Os intelectuais do capital e a vanguarda económica da sociedade aprofundam e estudam a ideologia do capital, avança novas formas de exploração e sustentação do sistema capitalista. A concentração do estudo ideológico nas elites do capital, simultaneamente eliminando as bases filosóficas necessárias à compreensão das ideologias é a nova táctica do capitalismo. Ao eliminar a concepção de ideologia, o sistema acaba por conseguir um melhor controlo de massas, uma espécie de ilusão colectiva de que o acaso, a sorte e a competência de gestão de cada líder determinam o curso da história. A eliminação do conceito de ideologia, acaba com uma dualidade essencial: a do antagonismo de classe, a do antagonismo ideológico. De algum modo, pode dizer-se que o capital tem duas ideologias: a ideologia capitalista neo-liberal concentrada nas suas elites e a ideologia da ignorância que postula o ocaso de todas as ideologias que dirige às massas.

A ideia de que não mais existem ideologias é a mãe da doutrina da conciliação de interesses entre classes antagónicas, típica forma da mística impossibilidade histórica. O papel do acaso é, pois, evidenciado pela doutrina burguesa, desvalorizando o papel das leis e dos mecanismos naturais da sociedade humana.

O acaso, embora existente e com expressão importante numa abordagem micro-histórica[1] não determina a história da Humanidade. Esta é desenvolvida com base em leis básicas, em leis eminentemente materiais em oposição ao papel das leis do espírito.
A luta de classes é regida por leis e não pelo acaso. E a luta de classes rege a história do Homem.

É a negação do parágrafo anterior que serve de pilar à ideologia burguesa irradiada junto das massas. Julgo, no entanto, que as elites do capital baseiam a sua análise no mais puro do materialismo dialéctico e que é exactamente a abordagem materialista e científica que lhes permite aperfeiçoar de tal forma os mecanismos de exploração e opressão. É partindo da concepção marxista da divisão da sociedade em classes, bem como da perfeita consciência de que é a luta e o antagonismo permanente entre as classes que move a história que o capitalismo dinamiza as diversas ofensivas.

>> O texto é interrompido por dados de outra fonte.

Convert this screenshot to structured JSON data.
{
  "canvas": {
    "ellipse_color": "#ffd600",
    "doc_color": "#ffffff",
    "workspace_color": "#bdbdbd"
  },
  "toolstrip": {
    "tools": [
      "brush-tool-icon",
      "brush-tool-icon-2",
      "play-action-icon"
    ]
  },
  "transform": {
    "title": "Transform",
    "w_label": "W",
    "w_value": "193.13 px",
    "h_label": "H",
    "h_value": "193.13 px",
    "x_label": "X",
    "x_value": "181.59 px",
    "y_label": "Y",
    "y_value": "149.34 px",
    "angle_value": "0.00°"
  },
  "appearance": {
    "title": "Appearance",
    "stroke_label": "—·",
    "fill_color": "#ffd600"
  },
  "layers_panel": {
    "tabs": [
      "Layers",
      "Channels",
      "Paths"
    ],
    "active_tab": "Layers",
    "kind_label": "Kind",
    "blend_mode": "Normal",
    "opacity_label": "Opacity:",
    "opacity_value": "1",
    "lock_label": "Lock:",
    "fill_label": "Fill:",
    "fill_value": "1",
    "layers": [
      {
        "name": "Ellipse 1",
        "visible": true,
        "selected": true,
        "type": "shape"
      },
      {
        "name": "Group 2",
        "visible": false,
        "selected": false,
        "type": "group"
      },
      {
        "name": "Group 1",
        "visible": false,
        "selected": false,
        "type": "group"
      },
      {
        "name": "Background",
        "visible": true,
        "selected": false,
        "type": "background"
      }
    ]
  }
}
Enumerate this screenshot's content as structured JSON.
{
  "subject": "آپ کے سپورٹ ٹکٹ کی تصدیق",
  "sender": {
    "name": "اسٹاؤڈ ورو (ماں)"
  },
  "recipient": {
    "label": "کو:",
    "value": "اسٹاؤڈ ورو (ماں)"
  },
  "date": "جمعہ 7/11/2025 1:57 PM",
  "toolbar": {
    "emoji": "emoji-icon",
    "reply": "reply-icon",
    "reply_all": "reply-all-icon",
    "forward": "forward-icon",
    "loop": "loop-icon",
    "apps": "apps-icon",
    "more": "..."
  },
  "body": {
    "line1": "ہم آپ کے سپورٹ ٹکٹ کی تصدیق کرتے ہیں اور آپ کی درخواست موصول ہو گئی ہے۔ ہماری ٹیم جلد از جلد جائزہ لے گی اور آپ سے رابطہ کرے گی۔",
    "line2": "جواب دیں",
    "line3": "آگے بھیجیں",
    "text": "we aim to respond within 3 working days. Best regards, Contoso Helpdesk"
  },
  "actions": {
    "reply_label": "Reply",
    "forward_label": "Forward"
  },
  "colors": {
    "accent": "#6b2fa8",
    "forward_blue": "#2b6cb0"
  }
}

Um pequeno modelo do que foi escrito acima seria a hipotética situação:
“duas facções em guerra – uma poderosa e rica e outra pobre e apenas mais numerosa, sendo que a primeira explora ou escraviza a segunda – mas só a mais poderosa sabe que está em guerra porque mata no escuro”. É esta a jogada mais desenvolvida do capital no plano ideológico: garantir que só a burguesia sabe que existe uma luta de classes, garantindo que o proletariado acredita na conciliação de interesses.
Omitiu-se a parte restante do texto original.